Appointment of a New Director in Private Limited Company

Appointment of a New Director in Private Limited Company

       Directors are key person in whom Shareholders of company trusts for their money invested, here in this article we will discuss about how a company can have new Director on its Board legally in India :
Required documents and Forms:


A. Obtain Consent of Proposed Director:        
Proposed Director Should give his consent to act as Director in the Company as per Form DIR-2 , this is very important document and company must obtain form DIR-2 form before proposing him Director of the Company.
 
B. Digital Signature of Proposed:
If proposed Director does not have Digital Signature , he must obtain Digital Signature from Certifying Authority in India.

C. Obtain Director Identification Number (DIN):
If the proposed Director does not have DIN, Director is required to pass Board Resolution for proposing him to be Appointed as Director of the Company , the company should apply for DIN no of the proposed person. The Resolution is required to be attached with Form DIR 3. DIN is only allotted once for lifetime of Director.  

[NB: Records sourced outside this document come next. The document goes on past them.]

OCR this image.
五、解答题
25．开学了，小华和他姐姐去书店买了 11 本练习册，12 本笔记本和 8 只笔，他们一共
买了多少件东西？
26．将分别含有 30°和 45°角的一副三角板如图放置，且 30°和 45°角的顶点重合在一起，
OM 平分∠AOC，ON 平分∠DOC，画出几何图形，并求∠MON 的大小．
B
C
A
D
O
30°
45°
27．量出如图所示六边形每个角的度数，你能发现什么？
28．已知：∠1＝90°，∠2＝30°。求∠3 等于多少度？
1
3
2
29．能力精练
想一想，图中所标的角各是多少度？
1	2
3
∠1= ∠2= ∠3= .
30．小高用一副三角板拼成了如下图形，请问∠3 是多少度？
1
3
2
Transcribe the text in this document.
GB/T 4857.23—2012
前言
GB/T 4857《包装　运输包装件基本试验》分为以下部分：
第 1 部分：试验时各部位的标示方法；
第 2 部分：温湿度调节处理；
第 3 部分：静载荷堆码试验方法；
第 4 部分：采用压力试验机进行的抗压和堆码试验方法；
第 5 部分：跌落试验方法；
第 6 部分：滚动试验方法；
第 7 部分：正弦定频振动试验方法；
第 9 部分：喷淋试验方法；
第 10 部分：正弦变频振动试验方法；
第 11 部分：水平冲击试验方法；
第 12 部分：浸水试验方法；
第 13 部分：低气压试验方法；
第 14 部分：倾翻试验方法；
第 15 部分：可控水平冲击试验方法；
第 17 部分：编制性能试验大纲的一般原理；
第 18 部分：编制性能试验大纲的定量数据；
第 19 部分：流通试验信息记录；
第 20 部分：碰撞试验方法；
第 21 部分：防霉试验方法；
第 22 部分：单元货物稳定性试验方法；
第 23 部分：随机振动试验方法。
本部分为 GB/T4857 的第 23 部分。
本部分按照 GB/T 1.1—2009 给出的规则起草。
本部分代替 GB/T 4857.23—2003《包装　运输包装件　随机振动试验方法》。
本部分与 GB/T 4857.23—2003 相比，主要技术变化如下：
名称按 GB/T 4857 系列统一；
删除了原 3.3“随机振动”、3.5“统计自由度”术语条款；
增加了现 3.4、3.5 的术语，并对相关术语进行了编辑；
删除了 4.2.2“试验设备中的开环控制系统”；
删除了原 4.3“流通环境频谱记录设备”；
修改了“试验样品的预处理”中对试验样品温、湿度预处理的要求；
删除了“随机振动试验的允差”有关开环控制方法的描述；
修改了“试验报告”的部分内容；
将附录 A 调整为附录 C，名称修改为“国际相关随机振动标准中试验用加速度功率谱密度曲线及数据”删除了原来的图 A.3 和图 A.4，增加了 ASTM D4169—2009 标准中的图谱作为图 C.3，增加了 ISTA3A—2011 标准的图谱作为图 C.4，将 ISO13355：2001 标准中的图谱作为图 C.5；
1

D. Hold Extra Ordinary General Meeting of the Company: 
Now on the meeting date and time , hold the meeting and Pass the Necessary Resolution for Appointment of Director as Company. 

E. Issue Letter of Appointment.
Now issue letter of appointment to the Director of the Company mentioning terms and conditions of appointment and salary to be payable to the Director
 
F. File form DIR-12 to ROC:
Once all the above steps are completed the Company should file Form DIR-12 to ROC within 30 days form the date of appointment of Director , It is always advisable to File the Form DIR-12 within next day of appointment, so as to avoid late filing and Additional Fee.